El FMI toma una línea dura para ayudar a Grecia

Bajo los objetivos del rescate actual, Atenas tiene que manejar un superávit primario de 3 por ciento del PIB en 2015.
Los fondos totales de la troika comprenden 5,800 millones de euros.
(Reuters)

Bruselas

Grecia está tan lejos del camino del programa de rescate financiero de 172 mil millones de dólares que se enfrenta a perder el apoyo vital del Fondo Monetario Internacional, a menos de que las instituciones de crédito europeas condonen enormes sumas de su deuda soberana, advirtió el organismo a los acreedores de Atenas en la zona euro.

La advertencia, que entregó Poul Thomsen, director del departamento europeo del fondo, a los ministros de finanzas de la eurozona, aumenta la posibilidad de que el FMI retenga su parte del tramo de 7 mil 200 millones de euros de la ayuda de rescate financiero que Grecia intenta conseguir para evitar la bancarrota.

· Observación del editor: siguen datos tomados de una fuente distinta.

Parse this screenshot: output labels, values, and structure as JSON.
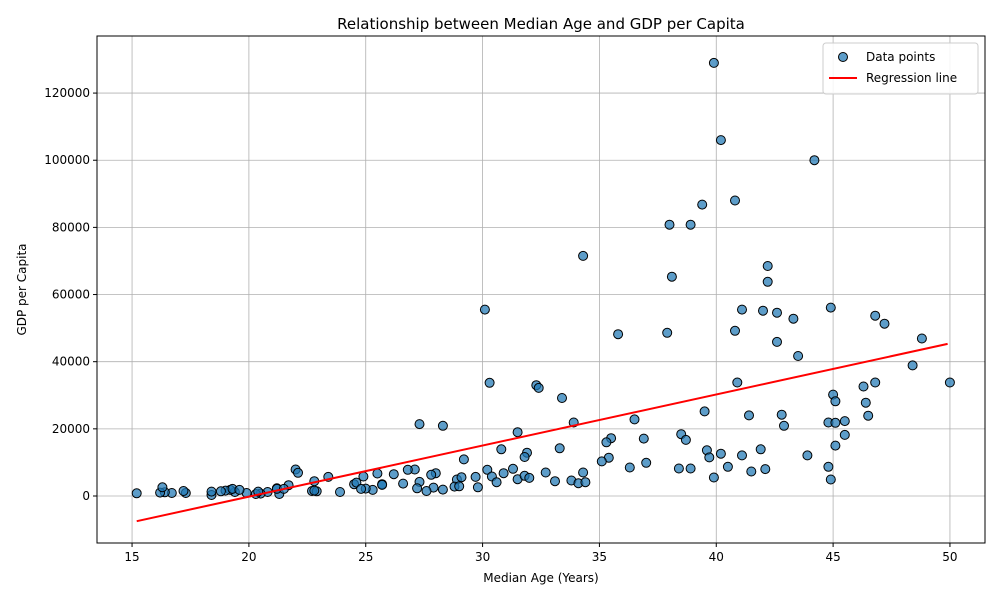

Cerca la mitad de los 7 mil 200 millones de euros, que ahora son objeto de intensas negociaciones entre Atenas y sus acreedores, en pláticas que se llevan a cabo en Bruselas y que reanudaron ayer, deben proceder del FMI. Sin los fondos, se espera que Grecia se quede sin dinero este mes.

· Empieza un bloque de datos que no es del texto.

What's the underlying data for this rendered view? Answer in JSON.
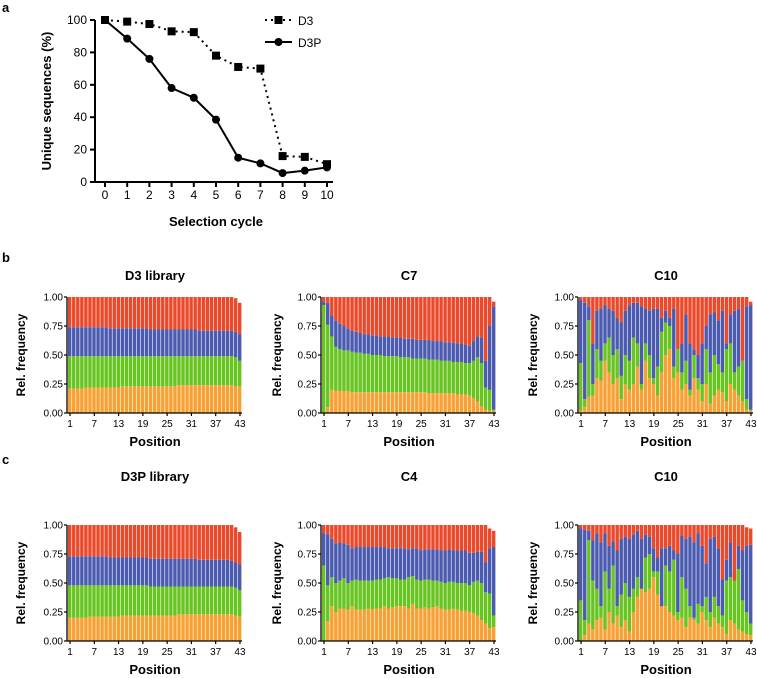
{
  "panel_labels": {
    "a": "a",
    "b": "b",
    "c": "c"
  },
  "chart_data": [
    {
      "type": "line",
      "panel": "a",
      "title": "",
      "xlabel": "Selection cycle",
      "ylabel": "Unique sequences (%)",
      "x": [
        0,
        1,
        2,
        3,
        4,
        5,
        6,
        7,
        8,
        9,
        10
      ],
      "xticks": [
        "0",
        "1",
        "2",
        "3",
        "4",
        "5",
        "6",
        "7",
        "8",
        "9",
        "10"
      ],
      "yticks": [
        "0",
        "20",
        "40",
        "60",
        "80",
        "100"
      ],
      "ylim": [
        0,
        100
      ],
      "legend_position": "top-right",
      "series": [
        {
          "name": "D3",
          "style": "dotted",
          "marker": "square",
          "values": [
            100,
            99,
            97.5,
            93,
            92.5,
            78,
            71,
            70,
            16,
            15.5,
            11
          ]
        },
        {
          "name": "D3P",
          "style": "solid",
          "marker": "circle",
          "values": [
            100,
            88.5,
            76,
            58,
            52,
            38.5,
            15,
            11.5,
            5.5,
            7,
            9
          ]
        }
      ]
    },
    {
      "type": "bar",
      "stacked": true,
      "panel": "b",
      "title": "D3 library",
      "xlabel": "Position",
      "ylabel": "Rel. frequency",
      "xticks": [
        "1",
        "7",
        "13",
        "19",
        "25",
        "31",
        "37",
        "43"
      ],
      "yticks": [
        "0.00",
        "0.25",
        "0.50",
        "0.75",
        "1.00"
      ],
      "ylim": [
        0,
        1
      ],
      "layers": [
        "orange",
        "green",
        "blue",
        "red"
      ],
      "orange_top": [
        0.21,
        0.21,
        0.21,
        0.21,
        0.22,
        0.22,
        0.22,
        0.22,
        0.22,
        0.22,
        0.22,
        0.22,
        0.22,
        0.23,
        0.23,
        0.23,
        0.23,
        0.23,
        0.23,
        0.23,
        0.23,
        0.23,
        0.23,
        0.23,
        0.23,
        0.23,
        0.23,
        0.24,
        0.24,
        0.24,
        0.24,
        0.24,
        0.24,
        0.24,
        0.24,
        0.24,
        0.24,
        0.24,
        0.24,
        0.24,
        0.24,
        0.23,
        0.23
      ],
      "green_top": [
        0.49,
        0.49,
        0.49,
        0.49,
        0.49,
        0.49,
        0.49,
        0.49,
        0.49,
        0.49,
        0.49,
        0.49,
        0.49,
        0.49,
        0.49,
        0.49,
        0.49,
        0.49,
        0.49,
        0.49,
        0.49,
        0.49,
        0.49,
        0.49,
        0.49,
        0.49,
        0.49,
        0.49,
        0.49,
        0.49,
        0.49,
        0.49,
        0.49,
        0.49,
        0.49,
        0.49,
        0.49,
        0.49,
        0.49,
        0.49,
        0.49,
        0.48,
        0.45
      ],
      "blue_top": [
        0.74,
        0.74,
        0.74,
        0.74,
        0.74,
        0.74,
        0.74,
        0.74,
        0.74,
        0.74,
        0.73,
        0.73,
        0.73,
        0.73,
        0.73,
        0.73,
        0.73,
        0.73,
        0.73,
        0.73,
        0.72,
        0.72,
        0.72,
        0.72,
        0.72,
        0.72,
        0.72,
        0.72,
        0.72,
        0.72,
        0.72,
        0.72,
        0.71,
        0.71,
        0.71,
        0.71,
        0.71,
        0.71,
        0.71,
        0.71,
        0.71,
        0.7,
        0.68
      ],
      "total": [
        1,
        1,
        1,
        1,
        1,
        1,
        1,
        1,
        1,
        1,
        1,
        1,
        1,
        1,
        1,
        1,
        1,
        1,
        1,
        1,
        1,
        1,
        1,
        1,
        1,
        1,
        1,
        1,
        1,
        1,
        1,
        1,
        1,
        1,
        1,
        1,
        1,
        1,
        1,
        1,
        1,
        0.99,
        0.95
      ]
    },
    {
      "type": "bar",
      "stacked": true,
      "panel": "b",
      "title": "C7",
      "xlabel": "Position",
      "ylabel": "Rel. frequency",
      "xticks": [
        "1",
        "7",
        "13",
        "19",
        "25",
        "31",
        "37",
        "43"
      ],
      "yticks": [
        "0.00",
        "0.25",
        "0.50",
        "0.75",
        "1.00"
      ],
      "ylim": [
        0,
        1
      ],
      "layers": [
        "orange",
        "green",
        "blue",
        "red"
      ],
      "orange_top": [
        0,
        0.05,
        0.2,
        0.19,
        0.19,
        0.19,
        0.19,
        0.18,
        0.18,
        0.18,
        0.18,
        0.18,
        0.18,
        0.18,
        0.18,
        0.18,
        0.18,
        0.18,
        0.18,
        0.18,
        0.18,
        0.18,
        0.18,
        0.18,
        0.18,
        0.18,
        0.17,
        0.17,
        0.17,
        0.17,
        0.17,
        0.17,
        0.17,
        0.16,
        0.16,
        0.16,
        0.15,
        0.13,
        0.1,
        0.06,
        0.03,
        0.02,
        0.02
      ],
      "green_top": [
        0.93,
        0.76,
        0.66,
        0.57,
        0.55,
        0.54,
        0.54,
        0.53,
        0.52,
        0.52,
        0.51,
        0.51,
        0.5,
        0.5,
        0.5,
        0.49,
        0.49,
        0.49,
        0.49,
        0.48,
        0.48,
        0.48,
        0.47,
        0.47,
        0.47,
        0.47,
        0.46,
        0.46,
        0.46,
        0.45,
        0.45,
        0.45,
        0.44,
        0.44,
        0.44,
        0.43,
        0.43,
        0.45,
        0.48,
        0.43,
        0.22,
        0.2,
        0.03
      ],
      "blue_top": [
        0.96,
        0.95,
        0.84,
        0.8,
        0.77,
        0.75,
        0.73,
        0.71,
        0.7,
        0.69,
        0.68,
        0.68,
        0.67,
        0.67,
        0.66,
        0.66,
        0.66,
        0.65,
        0.65,
        0.65,
        0.64,
        0.64,
        0.64,
        0.63,
        0.63,
        0.63,
        0.63,
        0.62,
        0.62,
        0.62,
        0.61,
        0.61,
        0.61,
        0.6,
        0.6,
        0.59,
        0.58,
        0.62,
        0.66,
        0.65,
        0.45,
        0.75,
        0.92
      ],
      "total": [
        1,
        1,
        1,
        1,
        1,
        1,
        1,
        1,
        1,
        1,
        1,
        1,
        1,
        1,
        1,
        1,
        1,
        1,
        1,
        1,
        1,
        1,
        1,
        1,
        1,
        1,
        1,
        1,
        1,
        1,
        1,
        1,
        1,
        1,
        1,
        1,
        1,
        1,
        1,
        1,
        1,
        1,
        0.96
      ]
    },
    {
      "type": "bar",
      "stacked": true,
      "panel": "b",
      "title": "C10",
      "xlabel": "Position",
      "ylabel": "Rel. frequency",
      "xticks": [
        "1",
        "7",
        "13",
        "19",
        "25",
        "31",
        "37",
        "43"
      ],
      "yticks": [
        "0.00",
        "0.25",
        "0.50",
        "0.75",
        "1.00"
      ],
      "ylim": [
        0,
        1
      ],
      "layers": [
        "orange",
        "green",
        "blue",
        "red"
      ],
      "orange_top": [
        0.02,
        0.05,
        0.14,
        0.15,
        0.3,
        0.28,
        0.45,
        0.35,
        0.25,
        0.3,
        0.12,
        0.25,
        0.2,
        0.25,
        0.4,
        0.2,
        0.45,
        0.3,
        0.25,
        0.15,
        0.35,
        0.5,
        0.55,
        0.3,
        0.35,
        0.2,
        0.25,
        0.15,
        0.3,
        0.2,
        0.1,
        0.25,
        0.08,
        0.15,
        0.2,
        0.18,
        0.1,
        0.25,
        0.2,
        0.15,
        0.1,
        0.03,
        0.02
      ],
      "green_top": [
        0.43,
        0.12,
        0.8,
        0.25,
        0.55,
        0.45,
        0.6,
        0.65,
        0.5,
        0.55,
        0.32,
        0.5,
        0.45,
        0.65,
        0.6,
        0.25,
        0.6,
        0.5,
        0.3,
        0.4,
        0.7,
        0.78,
        0.75,
        0.4,
        0.55,
        0.35,
        0.45,
        0.2,
        0.5,
        0.3,
        0.25,
        0.55,
        0.35,
        0.5,
        0.42,
        0.35,
        0.55,
        0.6,
        0.35,
        0.4,
        0.45,
        0.12,
        0.03
      ],
      "blue_top": [
        0.98,
        0.95,
        0.92,
        0.6,
        0.88,
        0.9,
        0.93,
        0.9,
        0.88,
        0.82,
        0.78,
        0.88,
        0.93,
        0.95,
        0.95,
        0.92,
        0.9,
        0.88,
        0.9,
        0.9,
        0.82,
        0.88,
        0.82,
        0.9,
        0.55,
        0.6,
        0.85,
        0.6,
        0.55,
        0.5,
        0.6,
        0.75,
        0.85,
        0.87,
        0.8,
        0.88,
        0.6,
        0.85,
        0.88,
        0.9,
        0.45,
        0.92,
        0.93
      ],
      "total": [
        1,
        1,
        1,
        1,
        1,
        1,
        1,
        1,
        1,
        1,
        1,
        1,
        1,
        1,
        1,
        1,
        1,
        1,
        1,
        1,
        1,
        1,
        1,
        1,
        1,
        1,
        1,
        1,
        1,
        1,
        1,
        1,
        1,
        1,
        1,
        1,
        1,
        1,
        1,
        1,
        1,
        1,
        0.96
      ]
    },
    {
      "type": "bar",
      "stacked": true,
      "panel": "c",
      "title": "D3P library",
      "xlabel": "Position",
      "ylabel": "Rel. frequency",
      "xticks": [
        "1",
        "7",
        "13",
        "19",
        "25",
        "31",
        "37",
        "43"
      ],
      "yticks": [
        "0.00",
        "0.25",
        "0.50",
        "0.75",
        "1.00"
      ],
      "ylim": [
        0,
        1
      ],
      "layers": [
        "orange",
        "green",
        "blue",
        "red"
      ],
      "orange_top": [
        0.2,
        0.2,
        0.2,
        0.2,
        0.2,
        0.21,
        0.21,
        0.21,
        0.21,
        0.21,
        0.21,
        0.21,
        0.21,
        0.22,
        0.22,
        0.22,
        0.22,
        0.22,
        0.22,
        0.22,
        0.22,
        0.22,
        0.22,
        0.22,
        0.22,
        0.22,
        0.22,
        0.23,
        0.23,
        0.23,
        0.23,
        0.23,
        0.23,
        0.23,
        0.23,
        0.23,
        0.23,
        0.23,
        0.23,
        0.23,
        0.23,
        0.22,
        0.21
      ],
      "green_top": [
        0.48,
        0.48,
        0.48,
        0.48,
        0.48,
        0.48,
        0.48,
        0.48,
        0.48,
        0.48,
        0.48,
        0.48,
        0.48,
        0.48,
        0.48,
        0.48,
        0.48,
        0.48,
        0.48,
        0.48,
        0.47,
        0.47,
        0.47,
        0.47,
        0.47,
        0.47,
        0.47,
        0.47,
        0.47,
        0.47,
        0.47,
        0.47,
        0.47,
        0.47,
        0.47,
        0.47,
        0.47,
        0.47,
        0.47,
        0.47,
        0.47,
        0.46,
        0.44
      ],
      "blue_top": [
        0.73,
        0.73,
        0.73,
        0.73,
        0.73,
        0.73,
        0.73,
        0.73,
        0.73,
        0.73,
        0.72,
        0.72,
        0.72,
        0.72,
        0.72,
        0.72,
        0.72,
        0.72,
        0.72,
        0.72,
        0.71,
        0.71,
        0.71,
        0.71,
        0.71,
        0.71,
        0.71,
        0.71,
        0.71,
        0.71,
        0.71,
        0.71,
        0.7,
        0.7,
        0.7,
        0.7,
        0.7,
        0.7,
        0.7,
        0.7,
        0.69,
        0.68,
        0.66
      ],
      "total": [
        1,
        1,
        1,
        1,
        1,
        1,
        1,
        1,
        1,
        1,
        1,
        1,
        1,
        1,
        1,
        1,
        1,
        1,
        1,
        1,
        1,
        1,
        1,
        1,
        1,
        1,
        1,
        1,
        1,
        1,
        1,
        1,
        1,
        1,
        1,
        1,
        1,
        1,
        1,
        1,
        1,
        0.98,
        0.94
      ]
    },
    {
      "type": "bar",
      "stacked": true,
      "panel": "c",
      "title": "C4",
      "xlabel": "Position",
      "ylabel": "Rel. frequency",
      "xticks": [
        "1",
        "7",
        "13",
        "19",
        "25",
        "31",
        "37",
        "43"
      ],
      "yticks": [
        "0.00",
        "0.25",
        "0.50",
        "0.75",
        "1.00"
      ],
      "ylim": [
        0,
        1
      ],
      "layers": [
        "orange",
        "green",
        "blue",
        "red"
      ],
      "orange_top": [
        0.0,
        0.17,
        0.3,
        0.25,
        0.28,
        0.28,
        0.27,
        0.3,
        0.27,
        0.27,
        0.27,
        0.28,
        0.27,
        0.28,
        0.28,
        0.3,
        0.28,
        0.29,
        0.3,
        0.3,
        0.3,
        0.28,
        0.32,
        0.28,
        0.28,
        0.29,
        0.28,
        0.29,
        0.3,
        0.28,
        0.27,
        0.27,
        0.28,
        0.27,
        0.26,
        0.26,
        0.25,
        0.24,
        0.22,
        0.18,
        0.15,
        0.11,
        0.12
      ],
      "green_top": [
        0.65,
        0.48,
        0.55,
        0.5,
        0.52,
        0.54,
        0.5,
        0.52,
        0.53,
        0.52,
        0.52,
        0.52,
        0.52,
        0.53,
        0.53,
        0.54,
        0.55,
        0.54,
        0.54,
        0.53,
        0.53,
        0.55,
        0.56,
        0.53,
        0.52,
        0.53,
        0.53,
        0.52,
        0.52,
        0.51,
        0.5,
        0.51,
        0.51,
        0.5,
        0.5,
        0.5,
        0.48,
        0.51,
        0.52,
        0.5,
        0.42,
        0.41,
        0.22
      ],
      "blue_top": [
        0.93,
        0.92,
        0.88,
        0.84,
        0.85,
        0.84,
        0.83,
        0.8,
        0.81,
        0.81,
        0.81,
        0.81,
        0.81,
        0.81,
        0.81,
        0.81,
        0.8,
        0.8,
        0.8,
        0.8,
        0.8,
        0.79,
        0.8,
        0.8,
        0.78,
        0.79,
        0.79,
        0.79,
        0.79,
        0.78,
        0.78,
        0.79,
        0.78,
        0.78,
        0.78,
        0.78,
        0.76,
        0.76,
        0.77,
        0.77,
        0.68,
        0.8,
        0.81
      ],
      "total": [
        1,
        1,
        1,
        1,
        1,
        1,
        1,
        1,
        1,
        1,
        1,
        1,
        1,
        1,
        1,
        1,
        1,
        1,
        1,
        1,
        1,
        1,
        1,
        1,
        1,
        1,
        1,
        1,
        1,
        1,
        1,
        1,
        1,
        1,
        1,
        1,
        1,
        1,
        1,
        1,
        1,
        0.97,
        0.95
      ]
    },
    {
      "type": "bar",
      "stacked": true,
      "panel": "c",
      "title": "C10",
      "xlabel": "Position",
      "ylabel": "Rel. frequency",
      "xticks": [
        "1",
        "7",
        "13",
        "19",
        "25",
        "31",
        "37",
        "43"
      ],
      "yticks": [
        "0.00",
        "0.25",
        "0.50",
        "0.75",
        "1.00"
      ],
      "ylim": [
        0,
        1
      ],
      "layers": [
        "orange",
        "green",
        "blue",
        "red"
      ],
      "orange_top": [
        0.0,
        0.05,
        0.15,
        0.1,
        0.18,
        0.2,
        0.1,
        0.25,
        0.15,
        0.22,
        0.12,
        0.18,
        0.08,
        0.25,
        0.38,
        0.45,
        0.42,
        0.45,
        0.55,
        0.4,
        0.35,
        0.3,
        0.25,
        0.22,
        0.18,
        0.2,
        0.12,
        0.2,
        0.18,
        0.15,
        0.25,
        0.18,
        0.12,
        0.2,
        0.15,
        0.12,
        0.06,
        0.18,
        0.15,
        0.1,
        0.08,
        0.06,
        0.05
      ],
      "green_top": [
        0.35,
        0.18,
        0.87,
        0.52,
        0.45,
        0.3,
        0.6,
        0.45,
        0.65,
        0.3,
        0.4,
        0.5,
        0.38,
        0.45,
        0.55,
        0.45,
        0.72,
        0.75,
        0.6,
        0.6,
        0.3,
        0.65,
        0.6,
        0.7,
        0.25,
        0.55,
        0.45,
        0.3,
        0.2,
        0.32,
        0.3,
        0.38,
        0.25,
        0.38,
        0.3,
        0.22,
        0.52,
        0.55,
        0.6,
        0.62,
        0.35,
        0.25,
        0.15
      ],
      "blue_top": [
        0.97,
        0.96,
        0.95,
        0.87,
        0.93,
        0.85,
        0.93,
        0.82,
        0.86,
        0.78,
        0.88,
        0.9,
        0.88,
        0.92,
        0.95,
        0.88,
        0.92,
        0.9,
        0.8,
        0.72,
        0.8,
        0.8,
        0.82,
        0.78,
        0.75,
        0.91,
        0.88,
        0.9,
        0.85,
        0.93,
        0.82,
        0.67,
        0.88,
        0.9,
        0.8,
        0.53,
        0.7,
        0.85,
        0.52,
        0.82,
        0.78,
        0.82,
        0.83
      ],
      "total": [
        1,
        1,
        1,
        1,
        1,
        1,
        1,
        1,
        1,
        1,
        1,
        1,
        1,
        1,
        1,
        1,
        1,
        1,
        1,
        1,
        1,
        1,
        1,
        1,
        1,
        1,
        1,
        1,
        1,
        1,
        1,
        1,
        1,
        1,
        1,
        1,
        1,
        1,
        1,
        1,
        1,
        0.98,
        0.97
      ]
    }
  ],
  "colors": {
    "orange": "#f7a135",
    "green": "#68c420",
    "blue": "#4b5bb0",
    "red": "#ea4a2c",
    "axis": "#000000"
  }
}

Los acreedores de la zona euro, que tienen gran parte de la deuda griega, se oponen rotundamente a una condonación. Pero el apoyo del FMI es crucial tanto para los fondos como para mantener el respaldo europeo al rescate de Grecia, en particular de Alemania.

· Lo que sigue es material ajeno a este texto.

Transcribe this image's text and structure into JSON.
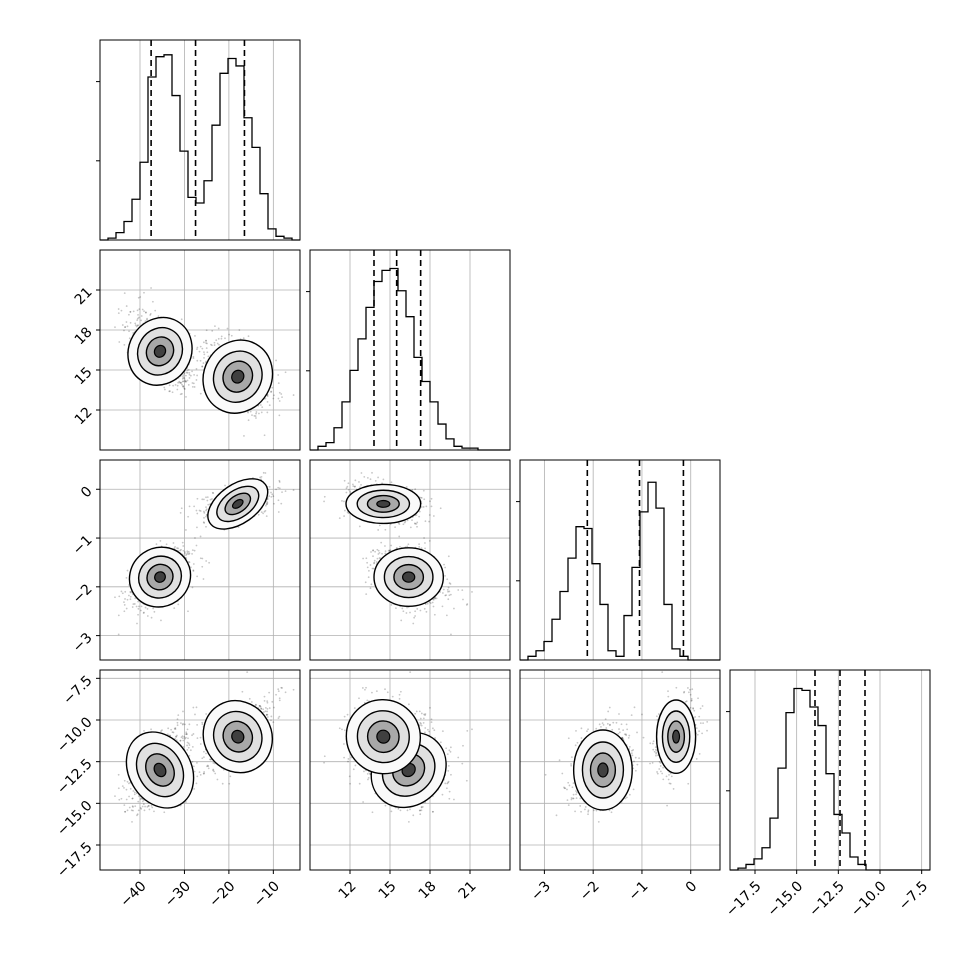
{
  "chart_data": {
    "type": "corner",
    "grid": true,
    "quantile_lines": "dashed",
    "ticks": {
      "p0": [
        "−40",
        "−30",
        "−20",
        "−10"
      ],
      "p1": [
        "12",
        "15",
        "18",
        "21"
      ],
      "p2": [
        "−3",
        "−2",
        "−1",
        "0"
      ],
      "p3": [
        "−17.5",
        "−15.0",
        "−12.5",
        "−10.0",
        "−7.5"
      ]
    },
    "params": [
      {
        "range": [
          -49,
          -4
        ],
        "ticks": [
          -40,
          -30,
          -20,
          -10
        ],
        "quantiles": [
          -37.5,
          -27.5,
          -16.5
        ],
        "histogram": [
          0,
          0.01,
          0.04,
          0.1,
          0.22,
          0.42,
          0.88,
          0.99,
          1.0,
          0.78,
          0.48,
          0.23,
          0.2,
          0.32,
          0.62,
          0.9,
          0.98,
          0.94,
          0.66,
          0.5,
          0.25,
          0.06,
          0.02,
          0.01,
          0
        ]
      },
      {
        "range": [
          9,
          24
        ],
        "ticks": [
          12,
          15,
          18,
          21
        ],
        "quantiles": [
          13.8,
          15.5,
          17.3
        ],
        "histogram": [
          0,
          0.02,
          0.04,
          0.12,
          0.26,
          0.43,
          0.6,
          0.77,
          0.91,
          0.97,
          0.98,
          0.86,
          0.72,
          0.5,
          0.37,
          0.26,
          0.14,
          0.06,
          0.02,
          0.01,
          0.01,
          0,
          0,
          0,
          0
        ]
      },
      {
        "range": [
          -3.5,
          0.6
        ],
        "ticks": [
          -3,
          -2,
          -1,
          0
        ],
        "quantiles": [
          -2.12,
          -1.05,
          -0.15
        ],
        "histogram": [
          0,
          0.02,
          0.05,
          0.1,
          0.22,
          0.37,
          0.55,
          0.72,
          0.71,
          0.52,
          0.3,
          0.05,
          0.02,
          0.24,
          0.5,
          0.8,
          0.96,
          0.82,
          0.3,
          0.06,
          0.02,
          0,
          0,
          0,
          0
        ]
      },
      {
        "range": [
          -19,
          -7
        ],
        "ticks": [
          -17.5,
          -15.0,
          -12.5,
          -10.0,
          -7.5
        ],
        "quantiles": [
          -13.9,
          -12.4,
          -10.9
        ],
        "histogram": [
          0,
          0.01,
          0.03,
          0.06,
          0.12,
          0.28,
          0.55,
          0.85,
          0.98,
          0.97,
          0.88,
          0.78,
          0.52,
          0.3,
          0.2,
          0.07,
          0.03,
          0,
          0,
          0,
          0,
          0,
          0,
          0,
          0
        ]
      }
    ],
    "modes": [
      {
        "center": [
          -35.5,
          16.4,
          -1.8,
          -13.0
        ],
        "spread": [
          3.5,
          1.3,
          0.3,
          1.2
        ],
        "weight": 0.55
      },
      {
        "center": [
          -18.0,
          14.5,
          -0.3,
          -11.0
        ],
        "spread": [
          3.8,
          1.4,
          0.2,
          1.1
        ],
        "weight": 0.45
      }
    ]
  }
}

De acuerdo con dos funcionarios presentes en la polémica reunión de los ministros de finanzas de la eurozona, en Riga, el mes pasado, Thomsen dijo que los datos iniciales que recibió el FMI por parte de las autoridades griegas mostraron que Atenas estaba en el camino de tener un déficit presupuestario primario hasta de 1.5 por ciento del producto interno bruto este año.

Bajo los objetivos del rescate actual, Atenas tiene que manejar un superávit primario —la diferencia de los ingresos y gastos netos del gobierno, excluidos los pagos de intereses sobre la deuda soberana— de 3 por ciento del PIB en 2015.

El FMI cree que si un gran superávit se convierte ahora en un déficit considerable, los niveles de deuda de Grecia empezarán a subir de nuevo, lo que obliga a Atenas a tomar medidas drásticas de austeridad o los bancos europeos del rescate tienen que acordar condonaciones para así lograr que la deuda de Atenas regrese a un camino sustentable. Los funcionarios dijeron que Thomsen mencionó en específico la necesidad de una condonación de deuda durante la reunión de tres horas.

“El FMI cree que la diferencia entre las dos realidades es muy grande en este momento”, dijo uno de los funcionarios que participaron en las pláticas. Señaló que tanto Atenas, que se resiste a nuevas reformas, como los acreedores de la zona euro probablemente luchen con el organismo sobre el tema. Hace tres años, el FMI se negó a desembolsar su parte para el tramo del rescate financiero, debido a temores similares de que la deuda griega no caía lo suficientemente rápido.

El FMI accedió solo después de que los ministros de la eurozona acordaron considerar, pero nunca implementaron, condonar sus préstamos del rescate para reducir la deuda griega a un nivel “sustancialmente inferior” de 110 por ciento del PIB para 2022. Actualmente se encuentra en 176 por ciento.

La mayoría de los funcionarios cree que es poco probable que se llegue a un acuerdo en la reunión de los ministros de finanzas de la zona euro. Pero algunos esperan que se logre suficiente progreso como para permitir que el Banco Central Europeo relaje el tope que impuso a las ventas de deuda de corto plazo de Grecia. Si Atenas puede vender más bonos del tesoro, aliviará temporalmente su creciente falta de liquidez.